Das Schauspielhaus ist zur Zeit mein Favorit in der Wiener Theaterszene. Nach schon einigen sehenswerten Produktionen (Die Strudlhofstiege, Die Kaperer, wohnen. unter glas, u. v. m.) war ich gestern in "Der Hässliche":

Lette ist hässlich. Offenbar unsäglich hässlich, denn sein Vorgesetzter verbietet dem Ingenieur für Sicherungssysteme die Teilnahme an jenem Kongress, auf dem Lette eine bahnbrechende Erfindung präsentieren wollte. Ein ungeliebter Kollege schmückt sich an seiner statt mit Federn und Lorbeeren. Selbst Lettes Frau spricht - von ihm auf sein Gesicht angesprochen, ausweichend von Liebe.

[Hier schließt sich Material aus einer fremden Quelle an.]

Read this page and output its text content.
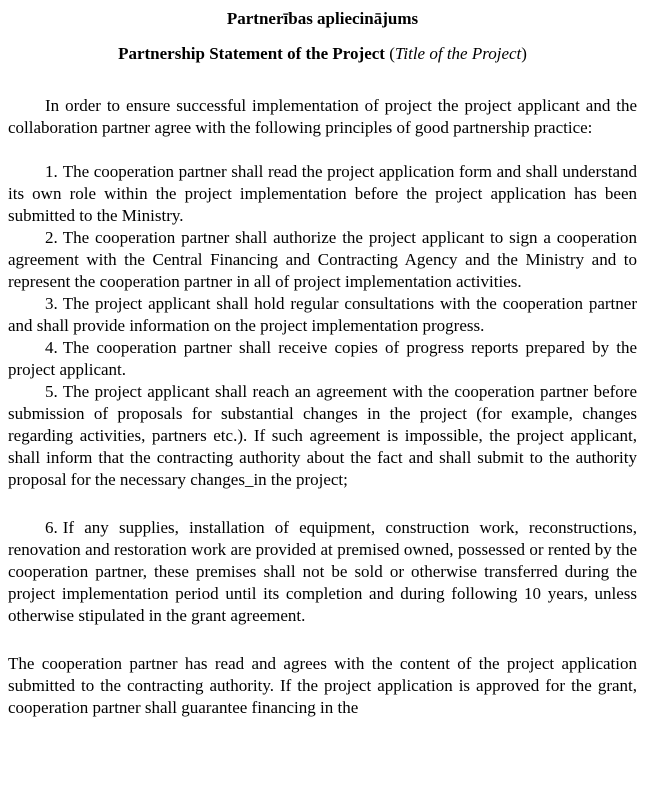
Partnerības apliecinājums
Partnership Statement of the Project (Title of the Project)

In order to ensure successful implementation of project the project applicant and the collaboration partner agree with the following principles of good partnership practice:

1. The cooperation partner shall read the project application form and shall understand its own role within the project implementation before the project application has been submitted to the Ministry.

2. The cooperation partner shall authorize the project applicant to sign a cooperation agreement with the Central Financing and Contracting Agency and the Ministry and to represent the cooperation partner in all of project implementation activities.

3. The project applicant shall hold regular consultations with the cooperation partner and shall provide information on the project implementation progress.

4. The cooperation partner shall receive copies of progress reports prepared by the project applicant.

5. The project applicant shall reach an agreement with the cooperation partner before submission of proposals for substantial changes in the project (for example, changes regarding activities, partners etc.). If such agreement is impossible, the project applicant, shall inform that the contracting authority about the fact and shall submit to the authority proposal for the necessary changes_in the project;

6. If any supplies, installation of equipment, construction work, reconstructions, renovation and restoration work are provided at premised owned, possessed or rented by the cooperation partner, these premises shall not be sold or otherwise transferred during the project implementation period until its completion and during following 10 years, unless otherwise stipulated in the grant agreement.

The cooperation partner has read and agrees with the content of the project application submitted to the contracting authority. If the project application is approved for the grant, cooperation partner shall guarantee financing in the
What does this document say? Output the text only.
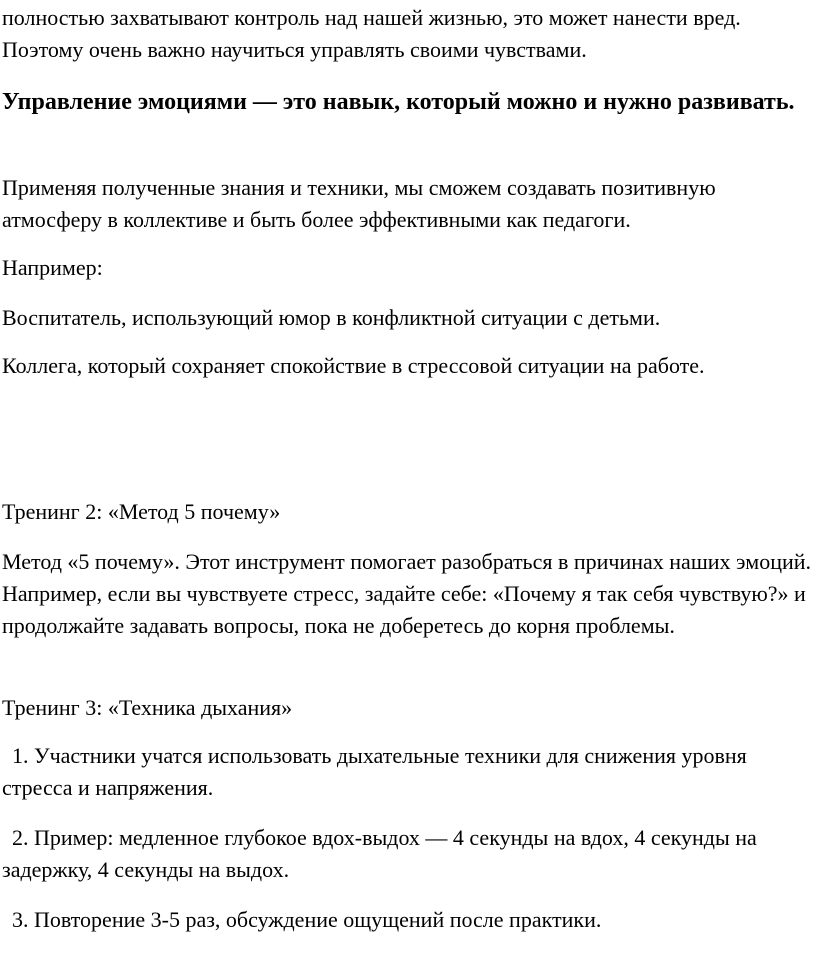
полностью захватывают контроль над нашей жизнью, это может нанести вред. Поэтому очень важно научиться управлять своими чувствами.

Управление эмоциями — это навык, который можно и нужно развивать.

Применяя полученные знания и техники, мы сможем создавать позитивную атмосферу в коллективе и быть более эффективными как педагоги.

Например:

Воспитатель, использующий юмор в конфликтной ситуации с детьми.

Коллега, который сохраняет спокойствие в стрессовой ситуации на работе.

Тренинг 2: «Метод 5 почему»

Метод «5 почему». Этот инструмент помогает разобраться в причинах наших эмоций. Например, если вы чувствуете стресс, задайте себе: «Почему я так себя чувствую?» и продолжайте задавать вопросы, пока не доберетесь до корня проблемы.

Тренинг 3: «Техника дыхания»

1. Участники учатся использовать дыхательные техники для снижения уровня стресса и напряжения.

2. Пример: медленное глубокое вдох-выдох — 4 секунды на вдох, 4 секунды на задержку, 4 секунды на выдох.

3. Повторение 3-5 раз, обсуждение ощущений после практики.
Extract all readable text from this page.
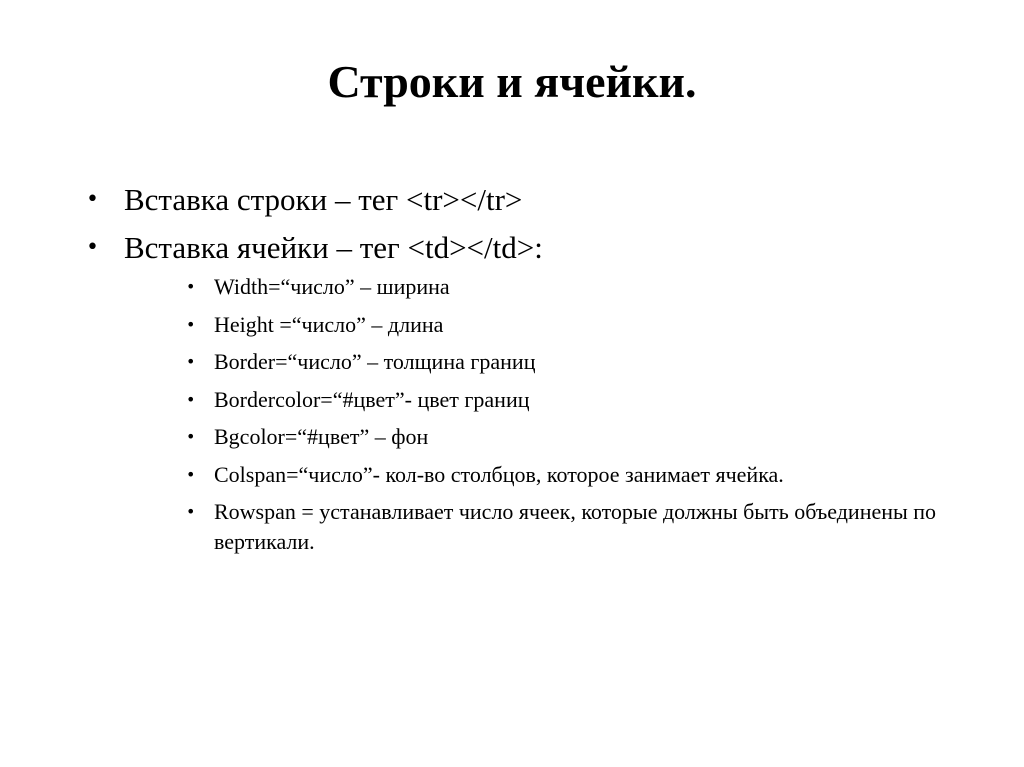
Строки и ячейки.
• Вставка строки – тег <tr></tr>
• Вставка ячейки – тег <td></td>:
• Width=“число” – ширина
• Height =“число” – длина
• Border=“число” – толщина границ
• Bordercolor=“#цвет”- цвет границ
• Bgcolor=“#цвет” – фон
• Colspan=“число”- кол-во столбцов, которое занимает ячейка.
• Rowspan = устанавливает число ячеек, которые должны быть объединены по вертикали.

Die notwendig scheinende chirurgische Korrektur erweist sich als Meisterstück, der Schönheitschirurg vermarktet Lette als profitables Idealgesicht, seinem Chef dient er als Lockvogel für solvente Großaktionärinnen. Dieser paradiesische Zustand, der Lette ungeahnte ökonomische und erotische Möglichkeiten bietet, währt nicht lange, denn Lette sieht sich Duplikaten seiner selbst gegenüber; sein „einzigartiges“ Gesicht wurde käuflich.Wieder ein sehr gelungener, empfehlenswerter Theaterabend!!